Третий неизвестный голос кого-то у стены обратился к ним и сделал официальное сообщение «для членов семьи».
Тем не менее, толку от сообщения было чуть: всё им повторили, что они слышали раньше. За исключением того, что неизвестный у стены употребил слово «экстрадиция».
Нин мысленно застонала от унижения – как будто речь шла о маньяке или крёстном отце. Энки только усмехнулся без выражения, но она видела, что ему очень больно. Себе она не позволила даже бровью двинуть, прекрасно понимая, что связь налажена из той самой службы безопасности, которую называли личной службой Ану.
Нин было мучительно стыдно, что им с братом приходится волей-неволей терпеть затемнённую комнату и анонимность информатора, в то время, как они – тараканы на свету.

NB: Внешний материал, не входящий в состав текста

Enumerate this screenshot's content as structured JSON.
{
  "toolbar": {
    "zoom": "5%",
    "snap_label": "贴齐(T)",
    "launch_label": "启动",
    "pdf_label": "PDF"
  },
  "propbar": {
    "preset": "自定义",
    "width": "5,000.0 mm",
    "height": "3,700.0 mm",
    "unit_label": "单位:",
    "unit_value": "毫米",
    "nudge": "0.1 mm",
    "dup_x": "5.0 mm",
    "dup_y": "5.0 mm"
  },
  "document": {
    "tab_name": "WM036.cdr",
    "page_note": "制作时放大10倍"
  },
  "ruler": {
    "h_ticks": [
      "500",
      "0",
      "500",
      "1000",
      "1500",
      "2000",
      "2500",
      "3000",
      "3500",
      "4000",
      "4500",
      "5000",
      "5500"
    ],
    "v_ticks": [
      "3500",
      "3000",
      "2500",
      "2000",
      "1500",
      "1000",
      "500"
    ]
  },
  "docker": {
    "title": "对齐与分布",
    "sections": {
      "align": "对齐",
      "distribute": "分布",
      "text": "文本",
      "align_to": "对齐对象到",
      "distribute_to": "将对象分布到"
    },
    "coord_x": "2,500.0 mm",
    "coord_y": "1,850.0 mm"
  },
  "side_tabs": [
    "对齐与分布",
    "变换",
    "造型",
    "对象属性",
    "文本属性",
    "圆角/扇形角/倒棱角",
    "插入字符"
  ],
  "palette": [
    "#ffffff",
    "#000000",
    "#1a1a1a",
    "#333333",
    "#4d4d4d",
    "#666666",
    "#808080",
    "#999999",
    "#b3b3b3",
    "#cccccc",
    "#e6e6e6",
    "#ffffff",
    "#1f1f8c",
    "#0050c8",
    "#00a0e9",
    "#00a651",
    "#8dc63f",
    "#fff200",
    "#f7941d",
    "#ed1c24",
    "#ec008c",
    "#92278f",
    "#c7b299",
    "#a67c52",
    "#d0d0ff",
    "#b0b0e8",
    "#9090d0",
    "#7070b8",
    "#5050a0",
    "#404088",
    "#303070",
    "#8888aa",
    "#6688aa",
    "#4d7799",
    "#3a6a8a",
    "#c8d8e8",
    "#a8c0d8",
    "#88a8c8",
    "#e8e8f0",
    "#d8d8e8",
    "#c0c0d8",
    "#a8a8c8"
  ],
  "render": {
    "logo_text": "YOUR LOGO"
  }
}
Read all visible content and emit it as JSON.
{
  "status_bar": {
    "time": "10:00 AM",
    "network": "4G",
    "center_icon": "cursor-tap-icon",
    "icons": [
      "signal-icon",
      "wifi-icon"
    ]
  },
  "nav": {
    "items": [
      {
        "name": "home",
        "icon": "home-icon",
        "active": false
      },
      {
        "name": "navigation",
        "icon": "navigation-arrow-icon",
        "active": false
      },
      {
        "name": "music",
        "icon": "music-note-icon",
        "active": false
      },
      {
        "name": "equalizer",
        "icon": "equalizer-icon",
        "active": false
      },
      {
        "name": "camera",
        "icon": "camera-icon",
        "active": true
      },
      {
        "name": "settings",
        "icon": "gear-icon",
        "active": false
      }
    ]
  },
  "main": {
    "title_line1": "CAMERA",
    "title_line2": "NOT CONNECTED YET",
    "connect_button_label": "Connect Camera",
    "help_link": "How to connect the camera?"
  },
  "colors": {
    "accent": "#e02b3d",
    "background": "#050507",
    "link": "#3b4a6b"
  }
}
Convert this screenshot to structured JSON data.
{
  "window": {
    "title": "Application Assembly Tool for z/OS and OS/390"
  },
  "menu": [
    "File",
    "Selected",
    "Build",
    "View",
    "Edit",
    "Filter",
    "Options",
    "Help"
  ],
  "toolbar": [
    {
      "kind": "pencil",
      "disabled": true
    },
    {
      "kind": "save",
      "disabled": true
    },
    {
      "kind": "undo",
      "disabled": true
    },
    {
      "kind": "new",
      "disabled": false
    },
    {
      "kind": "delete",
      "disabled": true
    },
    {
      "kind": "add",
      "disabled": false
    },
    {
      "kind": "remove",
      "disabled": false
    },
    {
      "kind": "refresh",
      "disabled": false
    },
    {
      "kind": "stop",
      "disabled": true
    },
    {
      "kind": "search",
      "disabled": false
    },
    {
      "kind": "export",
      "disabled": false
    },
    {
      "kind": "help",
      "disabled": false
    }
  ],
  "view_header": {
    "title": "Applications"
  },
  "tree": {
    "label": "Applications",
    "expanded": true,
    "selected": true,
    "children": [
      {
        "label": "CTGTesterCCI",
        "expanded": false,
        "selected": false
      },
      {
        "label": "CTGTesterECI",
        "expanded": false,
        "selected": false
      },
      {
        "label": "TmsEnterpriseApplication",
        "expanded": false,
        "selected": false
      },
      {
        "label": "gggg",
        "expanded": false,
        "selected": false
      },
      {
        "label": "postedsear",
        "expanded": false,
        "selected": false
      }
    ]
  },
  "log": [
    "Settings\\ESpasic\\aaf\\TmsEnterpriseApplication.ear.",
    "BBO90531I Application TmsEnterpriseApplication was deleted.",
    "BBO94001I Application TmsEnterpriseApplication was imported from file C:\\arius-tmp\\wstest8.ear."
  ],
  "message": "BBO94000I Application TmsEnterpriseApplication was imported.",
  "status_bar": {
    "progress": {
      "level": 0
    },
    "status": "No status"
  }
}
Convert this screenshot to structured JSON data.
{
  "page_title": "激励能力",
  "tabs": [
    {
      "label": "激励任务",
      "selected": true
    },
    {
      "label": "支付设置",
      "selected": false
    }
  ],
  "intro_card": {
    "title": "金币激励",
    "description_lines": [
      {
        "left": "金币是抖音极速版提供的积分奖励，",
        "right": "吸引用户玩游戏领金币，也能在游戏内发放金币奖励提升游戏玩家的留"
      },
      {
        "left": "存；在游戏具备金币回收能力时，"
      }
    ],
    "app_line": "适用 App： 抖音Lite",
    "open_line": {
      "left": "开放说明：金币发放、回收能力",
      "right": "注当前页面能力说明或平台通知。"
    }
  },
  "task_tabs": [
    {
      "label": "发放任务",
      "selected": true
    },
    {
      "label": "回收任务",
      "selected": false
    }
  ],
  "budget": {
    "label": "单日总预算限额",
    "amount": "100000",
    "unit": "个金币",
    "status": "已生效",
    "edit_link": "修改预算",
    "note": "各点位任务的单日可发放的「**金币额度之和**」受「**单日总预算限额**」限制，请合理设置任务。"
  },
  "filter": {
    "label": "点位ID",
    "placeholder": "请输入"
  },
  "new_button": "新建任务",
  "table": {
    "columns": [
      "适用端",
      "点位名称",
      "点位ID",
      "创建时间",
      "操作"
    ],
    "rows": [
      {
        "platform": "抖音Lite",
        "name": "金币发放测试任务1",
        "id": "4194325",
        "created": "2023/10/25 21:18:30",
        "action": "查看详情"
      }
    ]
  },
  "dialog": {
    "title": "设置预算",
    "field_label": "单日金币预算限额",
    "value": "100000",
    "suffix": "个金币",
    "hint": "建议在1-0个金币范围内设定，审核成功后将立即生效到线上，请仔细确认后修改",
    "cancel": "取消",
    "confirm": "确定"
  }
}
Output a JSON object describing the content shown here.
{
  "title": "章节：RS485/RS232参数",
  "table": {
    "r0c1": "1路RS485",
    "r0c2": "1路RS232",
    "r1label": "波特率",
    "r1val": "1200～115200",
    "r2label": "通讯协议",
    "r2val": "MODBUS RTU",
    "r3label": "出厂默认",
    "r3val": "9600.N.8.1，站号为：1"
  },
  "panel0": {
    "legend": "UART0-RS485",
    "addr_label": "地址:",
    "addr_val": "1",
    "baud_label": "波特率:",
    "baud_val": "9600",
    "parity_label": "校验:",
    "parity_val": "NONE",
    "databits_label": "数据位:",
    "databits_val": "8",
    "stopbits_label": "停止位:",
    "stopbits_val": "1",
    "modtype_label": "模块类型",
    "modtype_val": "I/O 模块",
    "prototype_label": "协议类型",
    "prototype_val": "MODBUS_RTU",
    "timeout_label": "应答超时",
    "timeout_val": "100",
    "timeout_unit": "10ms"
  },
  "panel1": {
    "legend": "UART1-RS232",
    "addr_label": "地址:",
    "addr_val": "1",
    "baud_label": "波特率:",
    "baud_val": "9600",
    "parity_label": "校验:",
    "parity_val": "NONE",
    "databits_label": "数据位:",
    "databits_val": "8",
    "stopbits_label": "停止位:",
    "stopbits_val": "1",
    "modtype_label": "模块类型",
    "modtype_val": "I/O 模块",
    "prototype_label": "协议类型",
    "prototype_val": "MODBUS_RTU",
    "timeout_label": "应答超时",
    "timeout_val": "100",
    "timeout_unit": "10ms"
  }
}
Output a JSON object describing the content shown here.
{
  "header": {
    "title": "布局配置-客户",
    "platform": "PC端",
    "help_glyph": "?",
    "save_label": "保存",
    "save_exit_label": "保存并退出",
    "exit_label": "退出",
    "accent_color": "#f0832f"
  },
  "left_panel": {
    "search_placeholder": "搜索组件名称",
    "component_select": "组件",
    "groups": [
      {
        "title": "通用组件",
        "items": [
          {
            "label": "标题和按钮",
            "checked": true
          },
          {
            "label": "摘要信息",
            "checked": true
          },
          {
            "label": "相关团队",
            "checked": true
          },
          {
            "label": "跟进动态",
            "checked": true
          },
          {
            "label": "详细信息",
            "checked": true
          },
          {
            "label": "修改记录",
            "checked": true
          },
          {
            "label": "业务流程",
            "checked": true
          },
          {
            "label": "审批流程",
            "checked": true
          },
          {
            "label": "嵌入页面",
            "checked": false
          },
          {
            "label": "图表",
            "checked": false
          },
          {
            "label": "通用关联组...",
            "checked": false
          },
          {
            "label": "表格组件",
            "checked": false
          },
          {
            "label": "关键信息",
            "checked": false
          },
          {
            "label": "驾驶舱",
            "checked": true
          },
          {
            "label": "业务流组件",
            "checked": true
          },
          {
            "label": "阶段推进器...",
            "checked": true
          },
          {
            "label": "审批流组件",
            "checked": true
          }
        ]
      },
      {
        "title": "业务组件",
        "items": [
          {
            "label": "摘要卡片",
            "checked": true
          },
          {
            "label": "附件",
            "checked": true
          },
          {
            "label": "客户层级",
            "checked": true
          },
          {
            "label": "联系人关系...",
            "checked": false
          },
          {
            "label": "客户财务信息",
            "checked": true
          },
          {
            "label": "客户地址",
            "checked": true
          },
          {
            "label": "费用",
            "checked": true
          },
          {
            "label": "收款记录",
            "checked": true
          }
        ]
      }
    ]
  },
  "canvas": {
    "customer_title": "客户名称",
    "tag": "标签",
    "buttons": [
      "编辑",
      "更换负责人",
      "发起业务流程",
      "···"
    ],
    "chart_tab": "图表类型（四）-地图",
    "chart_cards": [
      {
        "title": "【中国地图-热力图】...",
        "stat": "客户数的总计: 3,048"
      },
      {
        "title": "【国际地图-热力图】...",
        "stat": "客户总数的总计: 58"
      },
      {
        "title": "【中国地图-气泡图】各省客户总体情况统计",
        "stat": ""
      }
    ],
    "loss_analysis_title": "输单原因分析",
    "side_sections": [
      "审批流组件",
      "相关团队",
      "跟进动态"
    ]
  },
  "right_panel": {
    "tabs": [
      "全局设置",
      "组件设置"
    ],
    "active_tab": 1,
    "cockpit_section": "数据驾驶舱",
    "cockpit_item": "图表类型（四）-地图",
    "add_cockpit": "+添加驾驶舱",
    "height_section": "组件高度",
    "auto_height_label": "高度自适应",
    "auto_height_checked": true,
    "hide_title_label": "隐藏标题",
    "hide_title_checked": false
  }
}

Нин вздёрнула подбородок и надменно смотрела прямо на тень у стены.
Энки не озаботился своим выражением лица, он сжал кулак правой руки и методично вколачивал его в ладонь левой. Нин заметила, что повязка над локтем пропиталась кровью. Это показалось ей символичным и страшным. Она то и дело скашивалась на мерно ударяющий кулак Энки.
Внезапно тень умолкла. Воздух онемел. Тень, очевидно, ждала вопросов или ещё чего-то, но брат и сестра арестованного молчали. Только кулак Энки вбивал в ладонь неподатливый кривой гвоздь.
Так змеилось хвостатое молчание. Тень кашлянула – или им показалось? И уже откровенно накручивала минуты, вытягивая остатки чувства достоинства и обрывки истрёпанных нервов.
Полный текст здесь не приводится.